El presidente de Lukashenko y el Consejo de Paz de Trump, Alexánder Lukashenko, declaró este lunes que Minsk continuará participando en la iniciativa impulsada por Donald Trump, destacando que su país defiende una agenda pacífica en todo el mundo. “Tenemos una sola bandera: la paz. Queremos la paz, no solo en Ucrania, sino también en otros lugares”, subrayó durante una reunión con Serguéi Gláziev, secretario de Estado de la Unión de Rusia y Bielorrusia.
El mandatario bielorruso enfatizó que la participación de su país en el Consejo de Paz no significará adaptarse a otros, sino asumir una posición soberana. Según Lukashenko, la postura de Bielorrusia será unificada con la de Rusia y desarrollada en conjunto, reflejando la coordinación estratégica entre ambos Estados en asuntos internacionales.
Detalles sobre la participación y contexto internacional
A pesar de su compromiso con la iniciativa, Lukashenko confirmó que no asistirá a la primera reunión del Consejo de Paz, prevista para el 19 de febrero en Washington D.C., debido a dificultades logísticas provocadas por sanciones impuestas en su contra. Esta ausencia inicial no implica un retiro del proyecto, sino que el país continuará participando de manera activa en futuras sesiones.
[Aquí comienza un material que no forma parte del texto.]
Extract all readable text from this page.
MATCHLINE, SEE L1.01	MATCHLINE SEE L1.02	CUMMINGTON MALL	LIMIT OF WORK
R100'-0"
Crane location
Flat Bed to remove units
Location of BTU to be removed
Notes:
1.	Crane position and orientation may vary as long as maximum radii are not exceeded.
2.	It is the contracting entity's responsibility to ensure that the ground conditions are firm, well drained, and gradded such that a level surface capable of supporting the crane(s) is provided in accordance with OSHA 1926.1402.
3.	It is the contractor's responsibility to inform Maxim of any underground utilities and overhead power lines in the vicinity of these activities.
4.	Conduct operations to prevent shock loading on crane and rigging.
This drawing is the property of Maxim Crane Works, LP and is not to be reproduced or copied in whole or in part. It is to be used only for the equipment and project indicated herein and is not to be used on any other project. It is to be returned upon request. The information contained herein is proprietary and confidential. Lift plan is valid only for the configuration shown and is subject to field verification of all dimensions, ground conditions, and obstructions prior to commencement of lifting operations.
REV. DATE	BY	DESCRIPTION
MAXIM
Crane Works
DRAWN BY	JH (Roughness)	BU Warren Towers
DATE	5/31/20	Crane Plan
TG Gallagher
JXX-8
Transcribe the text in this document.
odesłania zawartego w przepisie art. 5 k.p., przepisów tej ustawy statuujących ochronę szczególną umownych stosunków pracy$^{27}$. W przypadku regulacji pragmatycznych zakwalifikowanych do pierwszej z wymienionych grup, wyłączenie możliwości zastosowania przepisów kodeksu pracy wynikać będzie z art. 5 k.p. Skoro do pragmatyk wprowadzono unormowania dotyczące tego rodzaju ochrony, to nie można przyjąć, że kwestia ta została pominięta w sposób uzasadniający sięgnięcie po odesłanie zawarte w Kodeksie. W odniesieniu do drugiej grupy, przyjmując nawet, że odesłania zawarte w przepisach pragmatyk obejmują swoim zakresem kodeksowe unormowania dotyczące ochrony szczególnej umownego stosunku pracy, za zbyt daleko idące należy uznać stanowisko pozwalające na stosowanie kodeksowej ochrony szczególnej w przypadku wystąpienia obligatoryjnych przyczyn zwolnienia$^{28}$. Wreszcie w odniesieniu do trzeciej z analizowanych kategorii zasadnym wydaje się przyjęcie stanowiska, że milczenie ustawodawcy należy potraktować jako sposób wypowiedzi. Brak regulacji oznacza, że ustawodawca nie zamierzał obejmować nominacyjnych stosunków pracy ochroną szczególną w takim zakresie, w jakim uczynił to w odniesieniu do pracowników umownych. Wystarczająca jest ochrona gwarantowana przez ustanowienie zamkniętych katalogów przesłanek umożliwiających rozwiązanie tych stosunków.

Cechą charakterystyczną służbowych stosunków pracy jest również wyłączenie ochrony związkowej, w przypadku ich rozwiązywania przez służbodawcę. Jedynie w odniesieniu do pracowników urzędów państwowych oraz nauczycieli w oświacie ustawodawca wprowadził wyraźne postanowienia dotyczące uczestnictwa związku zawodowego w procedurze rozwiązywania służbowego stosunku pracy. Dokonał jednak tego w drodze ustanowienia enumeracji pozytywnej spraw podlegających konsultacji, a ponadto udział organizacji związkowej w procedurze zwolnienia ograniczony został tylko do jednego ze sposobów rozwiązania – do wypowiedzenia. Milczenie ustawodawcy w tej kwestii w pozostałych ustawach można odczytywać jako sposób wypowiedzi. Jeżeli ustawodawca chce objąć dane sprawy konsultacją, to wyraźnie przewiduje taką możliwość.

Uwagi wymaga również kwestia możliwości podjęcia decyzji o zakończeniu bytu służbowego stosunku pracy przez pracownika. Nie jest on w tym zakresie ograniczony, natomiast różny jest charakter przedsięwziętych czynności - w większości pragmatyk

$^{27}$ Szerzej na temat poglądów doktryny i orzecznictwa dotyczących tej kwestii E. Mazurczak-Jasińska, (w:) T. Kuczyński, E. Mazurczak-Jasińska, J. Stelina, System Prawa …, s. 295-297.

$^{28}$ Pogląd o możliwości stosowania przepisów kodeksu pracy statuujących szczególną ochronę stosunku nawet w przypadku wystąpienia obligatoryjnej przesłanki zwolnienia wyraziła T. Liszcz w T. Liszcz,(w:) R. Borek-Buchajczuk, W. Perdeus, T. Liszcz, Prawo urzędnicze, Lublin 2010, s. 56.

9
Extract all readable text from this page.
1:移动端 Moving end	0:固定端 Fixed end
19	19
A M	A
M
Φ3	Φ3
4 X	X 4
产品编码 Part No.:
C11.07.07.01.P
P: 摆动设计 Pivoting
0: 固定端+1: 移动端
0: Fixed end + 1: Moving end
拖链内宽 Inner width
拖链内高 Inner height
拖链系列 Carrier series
El Consejo de Paz de Trump, que fue formalizado el mes pasado durante el Foro Económico Mundial en Davos, Suiza, busca reunir a representantes de 18 países para promover soluciones diplomáticas y pacíficas a conflictos internacionales. Algunos medios sugieren que la iniciativa podría competir o complementarse con la labor de la ONU, dependiendo de su aceptación global.
Analistas internacionales destacan que la participación de Lukashenko y el Consejo de Paz refleja un intento de Bielorrusia por proyectar una imagen de mediador en conflictos, mientras mantiene su alianza estratégica con Rusia. La iniciativa podría brindar a Minsk un papel más visible en el escenario global, reforzando su influencia diplomática más allá de Europa del Este.